Describes the preliminary findings of IMF staff at the conclusion of certain missions (official staff visits, in most cases to member countries). Missions are undertaken as part of regular (usually annual) consultations under Article IV of the IMF's Articles of Agreement, in the context of a request to use IMF resources (borrow from the IMF), as part of discussions of staff monitored programs, and as part of other staff reviews of economic developments.
Albania—IMF Discussion with Government on 2009 Budget in an Unsettled Global Financial EnvironmentSeptember 23, 2008
This statement presents the conclusions of an IMF mission that visited Albania September 17–23, 2008 to discuss with the authorities 2008 budget execution, the 2009 budget, monetary and financial sector policy, and progress in structural reforms, notably the privatization of the electricity distribution company.
Macroeconomic trends remain favorable, with buoyant growth of some 6 percent projected for this year and next, and inflation well within the Bank of Albania’s (BoA) target range. Meanwhile, international studies have recently highlighted the improved business climate. However, these achievements are taking place against the backdrop of unsettled global financial markets. With Albania increasingly a partner in the global economy, this calls for prudent economic and financial policies going forward, all the more so in an election year.

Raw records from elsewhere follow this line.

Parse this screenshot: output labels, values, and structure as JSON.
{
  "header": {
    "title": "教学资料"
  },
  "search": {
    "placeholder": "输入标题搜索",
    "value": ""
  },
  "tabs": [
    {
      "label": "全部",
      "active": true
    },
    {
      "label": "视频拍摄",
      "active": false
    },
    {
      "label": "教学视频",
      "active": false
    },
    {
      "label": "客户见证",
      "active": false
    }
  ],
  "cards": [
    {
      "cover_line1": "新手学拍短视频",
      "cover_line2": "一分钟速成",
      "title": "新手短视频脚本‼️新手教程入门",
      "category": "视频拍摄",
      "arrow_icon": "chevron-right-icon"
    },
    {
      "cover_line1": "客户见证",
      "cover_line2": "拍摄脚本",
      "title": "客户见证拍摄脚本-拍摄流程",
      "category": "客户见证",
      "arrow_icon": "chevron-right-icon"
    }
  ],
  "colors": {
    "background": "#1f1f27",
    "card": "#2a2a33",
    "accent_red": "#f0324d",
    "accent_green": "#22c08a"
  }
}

Turning to the 2008 budget, despite improvements in implementation rates, capital spending still falls short of budget plans and at current trends the 2008 deficit would come in below the targeted 5.2 percent of GDP. While the tighter fiscal stance has supported the BoA’s efforts to ensure price stability, and limited the current account deficit from expanding even further, it also risks under funding priority sectors. Accordingly, the mission calls on the authorities to expeditiously review actual spending to ensure sufficient attention to investment priority areas, if needed through another supplementary budget.
To further macroeconomic stability, especially in the current unsettled global financial environment, it is imperative to avoid fiscal stimulus in 2009. At the current juncture, we recommend limiting the 2009 deficit to some 3–3½ percent of GDP. Further into the future, and after the IMF program expires, the authorities are encouraged to commit to a clear fiscal rule to anchor policy and underpin the envisaged access to international capital markets.

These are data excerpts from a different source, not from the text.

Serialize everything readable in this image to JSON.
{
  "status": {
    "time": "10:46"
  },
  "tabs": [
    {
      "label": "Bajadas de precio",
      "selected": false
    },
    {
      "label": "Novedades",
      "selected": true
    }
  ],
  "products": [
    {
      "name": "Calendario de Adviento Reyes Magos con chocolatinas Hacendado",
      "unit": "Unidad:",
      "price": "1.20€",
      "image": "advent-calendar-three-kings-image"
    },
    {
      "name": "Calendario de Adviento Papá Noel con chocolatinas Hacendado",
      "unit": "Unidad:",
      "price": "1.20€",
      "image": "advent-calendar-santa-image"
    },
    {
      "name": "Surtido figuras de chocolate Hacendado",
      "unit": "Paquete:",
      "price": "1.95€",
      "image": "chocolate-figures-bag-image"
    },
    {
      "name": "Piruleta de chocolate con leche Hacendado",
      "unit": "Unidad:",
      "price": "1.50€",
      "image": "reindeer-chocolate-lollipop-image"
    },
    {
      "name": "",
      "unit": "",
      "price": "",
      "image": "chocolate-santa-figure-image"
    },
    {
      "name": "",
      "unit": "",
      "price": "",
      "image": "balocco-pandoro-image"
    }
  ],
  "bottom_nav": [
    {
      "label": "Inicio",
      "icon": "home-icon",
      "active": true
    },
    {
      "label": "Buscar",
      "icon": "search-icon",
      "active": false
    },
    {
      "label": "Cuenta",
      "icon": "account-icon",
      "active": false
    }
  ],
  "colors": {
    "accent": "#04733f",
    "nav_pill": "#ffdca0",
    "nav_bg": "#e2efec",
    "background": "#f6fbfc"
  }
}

We endorse the recent approval by the BoA of additional banking supervision regulations, in particular on increased provisioning for foreign currency lending, which should help rein in credit growth and current account deficits. Looking ahead, we encourage the BoA to undertake even more high-frequency monitoring of banking system transactions, including foreign currency exposure. The BoA should also continue its efforts at establishing memoranda of understanding with home country bank supervisors. As in the past, the BoA should stand ready to counter any deterioration of inflation expectations, including through interest rate hikes.
Formalizing the informal economy in Albania is an important goal. However, this should not rely on administratively burdensome regulations that only add new room for discretion and corruption. Instead, measures that encourage self compliance are called for. In this context, we advise against reducing the social security contribution rates. The fiscal space should rather be reserved for financing a pension reform that could improve the link between contributions and benefits and thus provide important incentives for self enforcement.
Large uncertainties remain in the national accounts data and we urge INSTAT to continue to make good use of the available external technical assistance in this area.
The mission welcomes the launch of the privatization process for the electricity distribution company. Irrespective of that process, it will be important to maintain the momentum and continue to improve the collection and loss performance; despite recent progress, collection rates are still below targets, in part reflecting nonpayment by public institutions. To limit new losses of KESH—and in line with the current PRGF/EFF supported program—it is essential that the existing limit on electricity imports be respected.
An IMF review mission will visit Tirana in early November. Provided understandings on policies, including the 2009 budget, are reached, it is expected that the sixth and final review under the program will be presented to the IMF’s Executive Board in January 2009.
The mission would like to thank the authorities for their continued close cooperation and warm hospitality.